My ex had a daughter from another marriage and so while we were married, I was a step-parent. I didn’t think he was a good father to her so I’ve been pleasantly surprised that he’s doing better with our son than he did with her.
One of my successes is that I’ve been able to put aside my unhappiness with him, my frustrations, the things I don’t like about him and to work amicably with him – it’s not always good but it is civil. Growing up, my siblings and I were put between our parents a lot. They always talked bad about each other and they hated each other for 40 years. That helped me too see how awful it was. So I don’t talk bad about my ex and I don’t point fingers or blame and I think that helps him not to get defensive. I try to keep it as positive as possible. There’s only been one or two times in the last five years where he’s said he can’t take our son when I’ve called and asked. And he’s always very willing to meet me halfway instead of one of us having to drive all the way.

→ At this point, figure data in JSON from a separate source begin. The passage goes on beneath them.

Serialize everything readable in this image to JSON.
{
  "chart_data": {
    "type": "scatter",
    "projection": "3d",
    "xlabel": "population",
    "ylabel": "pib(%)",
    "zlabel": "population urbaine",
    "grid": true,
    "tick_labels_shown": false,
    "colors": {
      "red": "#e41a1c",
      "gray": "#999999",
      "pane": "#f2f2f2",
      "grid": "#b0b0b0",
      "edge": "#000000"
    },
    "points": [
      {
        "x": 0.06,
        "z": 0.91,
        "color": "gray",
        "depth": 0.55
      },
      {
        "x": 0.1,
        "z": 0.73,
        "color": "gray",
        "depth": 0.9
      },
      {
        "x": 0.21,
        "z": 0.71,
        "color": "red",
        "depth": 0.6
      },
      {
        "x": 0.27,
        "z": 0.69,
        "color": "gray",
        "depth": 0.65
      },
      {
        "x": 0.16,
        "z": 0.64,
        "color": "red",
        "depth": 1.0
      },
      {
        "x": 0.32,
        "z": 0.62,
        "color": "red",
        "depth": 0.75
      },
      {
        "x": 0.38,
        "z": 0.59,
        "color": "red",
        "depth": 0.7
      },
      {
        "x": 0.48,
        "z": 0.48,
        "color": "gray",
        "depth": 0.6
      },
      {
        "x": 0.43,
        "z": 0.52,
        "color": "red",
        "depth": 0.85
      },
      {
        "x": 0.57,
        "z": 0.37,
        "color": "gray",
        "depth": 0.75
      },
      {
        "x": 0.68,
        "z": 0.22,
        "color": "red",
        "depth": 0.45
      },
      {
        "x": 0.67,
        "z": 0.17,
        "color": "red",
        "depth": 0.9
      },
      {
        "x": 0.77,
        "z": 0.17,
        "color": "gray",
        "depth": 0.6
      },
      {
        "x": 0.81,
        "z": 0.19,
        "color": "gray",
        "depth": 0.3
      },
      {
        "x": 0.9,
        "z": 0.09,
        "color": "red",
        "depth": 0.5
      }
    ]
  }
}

My ex is the kind of person that if he felt threatened or too put in a corner he’d probably high-tail it. I don’t know that he’d go anywhere but he wouldn’t be as involved. I do think it’s important to have both parents involved and to be the best role models you can because even if you’ve got a bad parent, you are still attached to them. They shape you.
It’s been good for me to see that the divorce has helped both of us because I think we were in this drag each other down, strangle each other’s throat space. He’d become too dependent on me to make decisions and I’d become too frustrated with him for not wanting to do his own thing or make his own choices.

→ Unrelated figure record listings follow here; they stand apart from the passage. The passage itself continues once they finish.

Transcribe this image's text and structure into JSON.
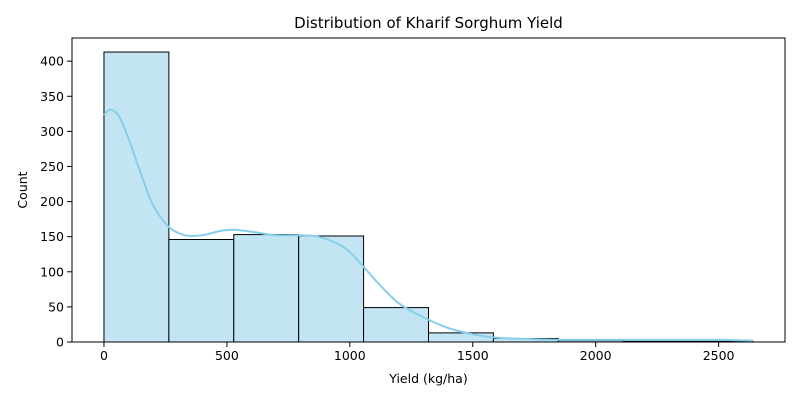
{
  "chart_data": {
    "type": "bar",
    "title": "Distribution of Kharif Sorghum Yield",
    "xlabel": "Yield (kg/ha)",
    "ylabel": "Count",
    "xlim": [
      -130,
      2770
    ],
    "ylim": [
      0,
      433
    ],
    "xticks": [
      0,
      500,
      1000,
      1500,
      2000,
      2500
    ],
    "yticks": [
      0,
      50,
      100,
      150,
      200,
      250,
      300,
      350,
      400
    ],
    "bins": [
      {
        "x0": 0,
        "x1": 264,
        "count": 413
      },
      {
        "x0": 264,
        "x1": 528,
        "count": 146
      },
      {
        "x0": 528,
        "x1": 792,
        "count": 153
      },
      {
        "x0": 792,
        "x1": 1056,
        "count": 151
      },
      {
        "x0": 1056,
        "x1": 1320,
        "count": 49
      },
      {
        "x0": 1320,
        "x1": 1584,
        "count": 13
      },
      {
        "x0": 1584,
        "x1": 1848,
        "count": 5
      },
      {
        "x0": 1848,
        "x1": 2112,
        "count": 2
      },
      {
        "x0": 2112,
        "x1": 2376,
        "count": 1
      },
      {
        "x0": 2376,
        "x1": 2640,
        "count": 1
      }
    ],
    "kde": {
      "x": [
        0,
        25,
        60,
        100,
        150,
        200,
        264,
        330,
        400,
        470,
        528,
        600,
        700,
        792,
        870,
        950,
        1000,
        1056,
        1120,
        1200,
        1300,
        1400,
        1500,
        1600,
        1750,
        1900,
        2100,
        2300,
        2500,
        2640
      ],
      "y": [
        323,
        331,
        322,
        290,
        240,
        195,
        164,
        152,
        152,
        158,
        160,
        157,
        152,
        152,
        150,
        140,
        128,
        107,
        82,
        55,
        35,
        20,
        11,
        6,
        4,
        3,
        3,
        3,
        3,
        2
      ]
    },
    "colors": {
      "bar_fill": "#c3e5f3",
      "bar_edge": "#000000",
      "kde_line": "#87ceeb"
    },
    "grid": false,
    "legend": "none"
  }
}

About a year before I started to think that divorce was an option for me, a friend asked me if I’d considered divorce. I said no because it wouldn’t make much difference – I’d still have to work with my husband on parenting our children. I was wrong about divorce not making a difference to my life – it did make a big difference and for the better. But I wasn’t wrong about working together on parenting and I totally agree with Ann about the importance of both parents being involved. I think for me, limiting my interaction with my ex to solely those matters involving the children, has enabled me to ignore everything else that used to upset and irritate me. Now, for the most part, those things don’t impact me and I don’t have deal with them. And without that baggage we can focus on what’s best for the children.

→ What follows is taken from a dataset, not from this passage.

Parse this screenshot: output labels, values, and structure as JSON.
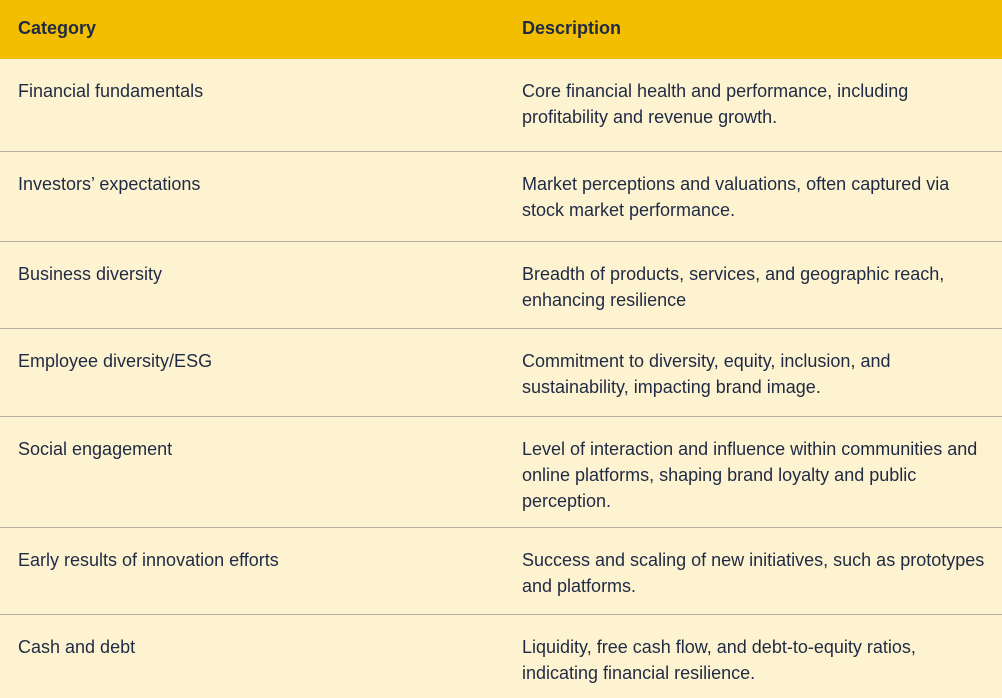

Recently, I came across a step-parenting coach – Claudette Chénevert – she has a blog and in her post looking for step-families to test-drive her program she quotes psychologist Judith Wallerstein saying what really affects children of divorce is not necessarily the divorce itself but how adults deal with it.
Have you and your ex been able to work out a successful co-parenting relationship? What are some the ways you’ve been able to do that?